The admonition looks rougher, set down in black and white, than it sounded. Dinah’s face grew animated.
‘I know that to be useful in any way would do me good. Long ago I should have liked district-visiting in England, only you see’—hesitating—‘we never stop long enough to explain ... I mean, for the clergyman of the place quite to know about one.’

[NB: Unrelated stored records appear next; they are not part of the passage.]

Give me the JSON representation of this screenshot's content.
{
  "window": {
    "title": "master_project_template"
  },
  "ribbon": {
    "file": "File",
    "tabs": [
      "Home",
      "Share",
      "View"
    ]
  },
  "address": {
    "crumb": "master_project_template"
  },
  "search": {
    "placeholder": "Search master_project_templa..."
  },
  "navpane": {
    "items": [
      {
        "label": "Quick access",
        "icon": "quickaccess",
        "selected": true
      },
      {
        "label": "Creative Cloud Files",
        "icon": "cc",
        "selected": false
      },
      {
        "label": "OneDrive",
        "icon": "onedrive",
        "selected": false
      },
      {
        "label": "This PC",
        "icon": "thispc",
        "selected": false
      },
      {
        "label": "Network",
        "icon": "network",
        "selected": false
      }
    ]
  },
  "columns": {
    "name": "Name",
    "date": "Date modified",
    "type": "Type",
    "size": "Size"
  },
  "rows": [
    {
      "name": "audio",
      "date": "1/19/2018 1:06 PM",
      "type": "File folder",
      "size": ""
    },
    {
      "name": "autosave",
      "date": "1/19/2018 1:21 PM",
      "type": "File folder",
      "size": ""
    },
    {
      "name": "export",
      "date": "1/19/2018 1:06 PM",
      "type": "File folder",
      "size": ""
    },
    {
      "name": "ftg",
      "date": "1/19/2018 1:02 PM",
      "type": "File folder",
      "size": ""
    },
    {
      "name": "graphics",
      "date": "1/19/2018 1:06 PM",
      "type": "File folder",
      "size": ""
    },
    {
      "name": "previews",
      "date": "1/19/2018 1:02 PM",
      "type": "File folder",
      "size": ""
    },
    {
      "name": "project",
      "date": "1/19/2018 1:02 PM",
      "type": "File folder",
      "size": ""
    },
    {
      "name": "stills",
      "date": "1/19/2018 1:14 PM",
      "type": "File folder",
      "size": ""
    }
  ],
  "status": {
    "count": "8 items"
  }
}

Her tone was tentative. She had an uneasy dread that young women who marry men above them in rank are likely, if ‘unexplained,’ to be suspect in orthodox eyes. In their early married days she recollected a visit paid to them by a seaside curate with a subscription-list, recollected the seaside curate’s glance when Gaston introduced her, with her country speech and manners, as ‘my wife.’
And Dinah’s being the order of mind that generalises, for ever after, from one experience, that glance haunted her still, an uncomfortable reminder as to the likely sentiments of the clergy at large regarding herself.
‘Not long enough to explain! I don’t catch your meaning. What on earth has any clergyman in England to do with you, Dinah Arbuthnot? Could you not feel for miserable people, work for them, serve them heartily, although you travelled round the country, a heathen, in a caravan, although you had never spoken to a clergyman in your life!’
‘I want some one to show me the way,—that is another weakness of my character,—I want some one to show me the way in everything good, Geff.’
‘Let me show you the way, to-day. You remember the sailor lad who got his ankle hurt as we were coming back from France?’
That wretched passage in the fog? Yes, Dinah remembered every incident of it, too well.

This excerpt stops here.